Metadata-Version: 2.1
Name: ga-extractor
Version: 0.1.1
Summary: Tool for extracting Google Analytics data suitable for migrating to other platforms
Home-page: https://github.com/MartinHeinz/ga-extractor
License: MIT
Keywords: analytics,google
Author: Martin-Heinz1
Author-email: martin.heinz1@ibm.com
Requires-Python: >=3.8,<4.0
Classifier: Development Status :: 4 - Beta
Classifier: Environment :: Console
Classifier: Intended Audience :: Developers
Classifier: License :: OSI Approved :: MIT License
Classifier: Programming Language :: Python :: 3
Classifier: Programming Language :: Python :: 3.10
Classifier: Programming Language :: Python :: 3.8
Classifier: Programming Language :: Python :: 3.9
Classifier: Topic :: Utilities
Requires-Dist: PyYAML (>=6.0,<7.0)
Requires-Dist: colorama (>=0.4.4,<0.5.0)
Requires-Dist: coverage[toml] (>=6.3.2,<7.0.0)
Requires-Dist: google-api-python-client (>=2.41.0,<3.0.0)
Requires-Dist: google-auth-oauthlib (>=0.5.1,<0.6.0)
Requires-Dist: shellingham (>=1.4.0,<2.0.0)
Requires-Dist: typer (>=0.4.0,<0.5.0)
Requires-Dist: validators (>=0.18.2,<0.19.0)
Project-URL: Bug Tracker, https://github.com/MartinHeinz/ga-extractor/issues
Project-URL: Repository, https://github.com/MartinHeinz/ga-extractor
Description-Content-Type: text/markdown

# Google Analytics Extractor

[![PyPI version](https://badge.fury.io/py/ga-extractor.svg)](https://badge.fury.io/py/ga-extractor)
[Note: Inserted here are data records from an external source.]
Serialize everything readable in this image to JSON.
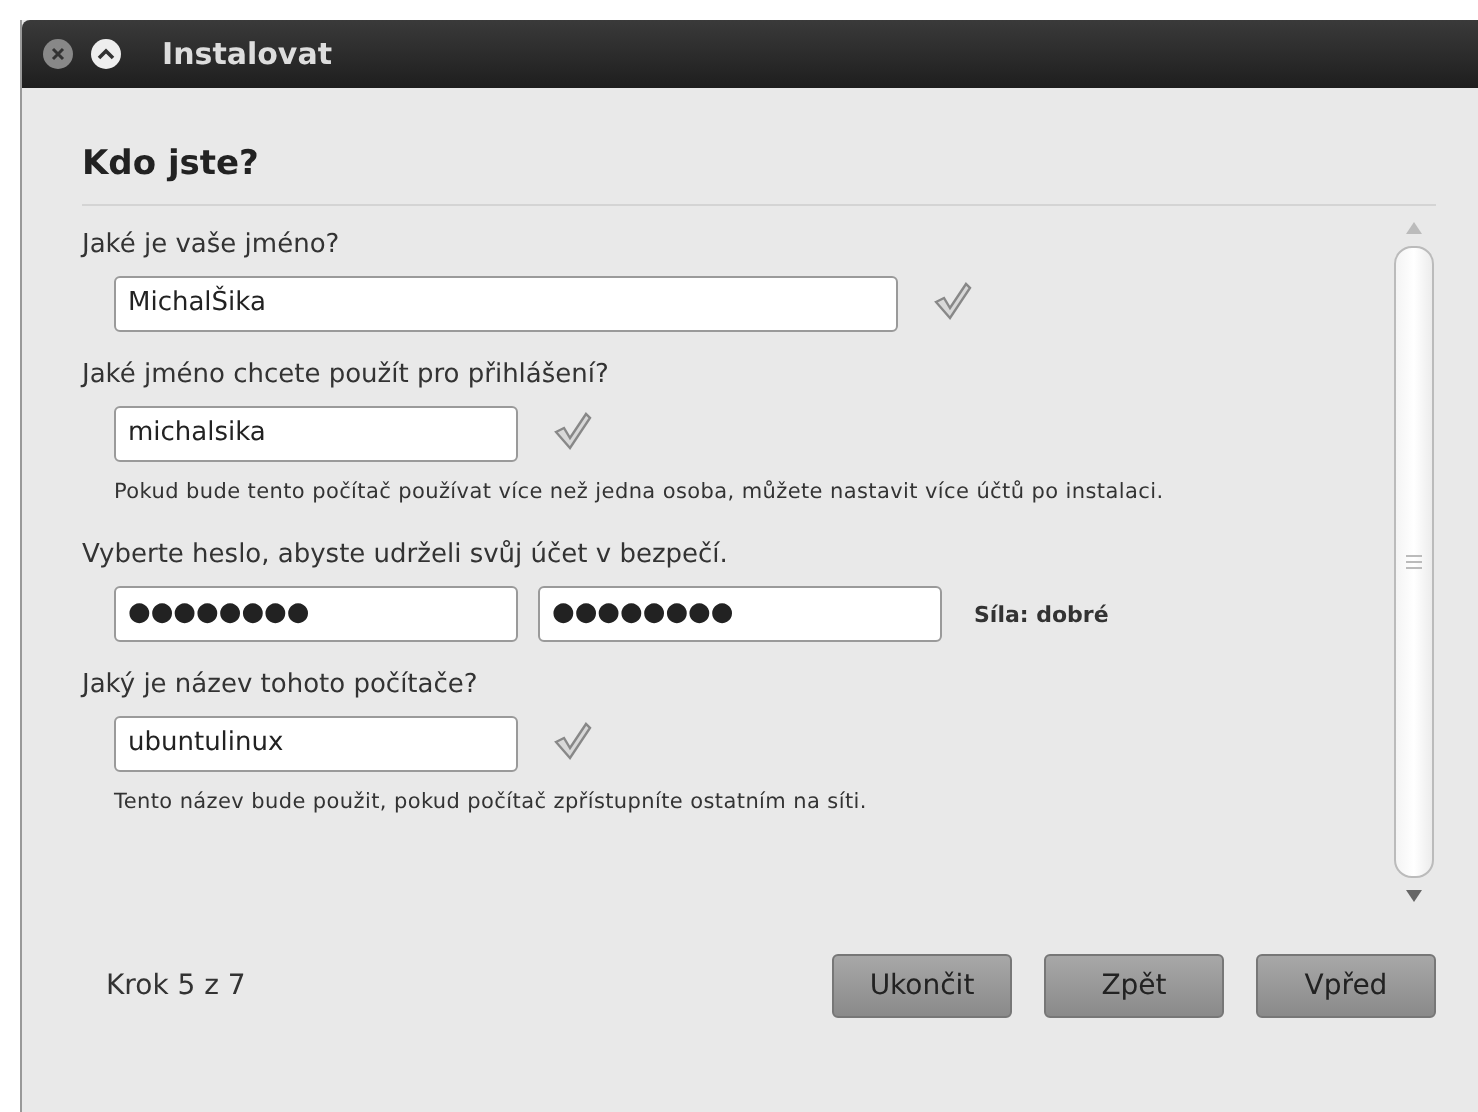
{
  "window": {
    "title": "Instalovat"
  },
  "heading": "Kdo jste?",
  "sections": [
    {
      "kind": "name",
      "label": "Jaké je vaše jméno?",
      "value": "MichalŠika",
      "valid": true
    },
    {
      "kind": "login",
      "label": "Jaké jméno chcete použít pro přihlášení?",
      "value": "michalsika",
      "valid": true,
      "help": "Pokud bude tento počítač používat více než jedna osoba, můžete nastavit více účtů po instalaci."
    },
    {
      "kind": "password",
      "label": "Vyberte heslo, abyste udrželi svůj účet v bezpečí.",
      "value": "●●●●●●●●",
      "confirm": "●●●●●●●●",
      "strength": "Síla: dobré"
    },
    {
      "kind": "computer",
      "label": "Jaký je název tohoto počítače?",
      "value": "ubuntulinux",
      "valid": true,
      "help": "Tento název bude použit, pokud počítač zpřístupníte ostatním na síti."
    }
  ],
  "step": "Krok 5 z 7",
  "buttons": [
    "Ukončit",
    "Zpět",
    "Vpřed"
  ]
}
A CLI tool for extracting Google Analytics data using Google Reporting API. Can be also used to transform data to various formats suitable for migration to other analytics platforms.

## Setup

You will need Google Cloud API access for run the CLI:

- Navigate to [Cloud Resource Manager](https://console.cloud.google.com/cloud-resource-manager) and click _Create Project_
    - alternatively create project with `gcloud projects create $PROJECT_ID`
- Navigate to [Reporting API](https://console.cloud.google.com/apis/library/analyticsreporting.googleapis.com) and click _Enable_
- Create credentials:
    - Go to [credentials page](https://console.cloud.google.com/apis/credentials)
    - Click _Create credentials_, select _Service account_
    - Give it a name and make note of service account email. Click _Create and Continue_

    - Open [Service account page](https://console.cloud.google.com/iam-admin/serviceaccounts)
    - Select previously created service account, Open _Keys_ tab
    - Click _Add Key_ and _Create New Key_. Choose JSON format and download it. (store this **securely**)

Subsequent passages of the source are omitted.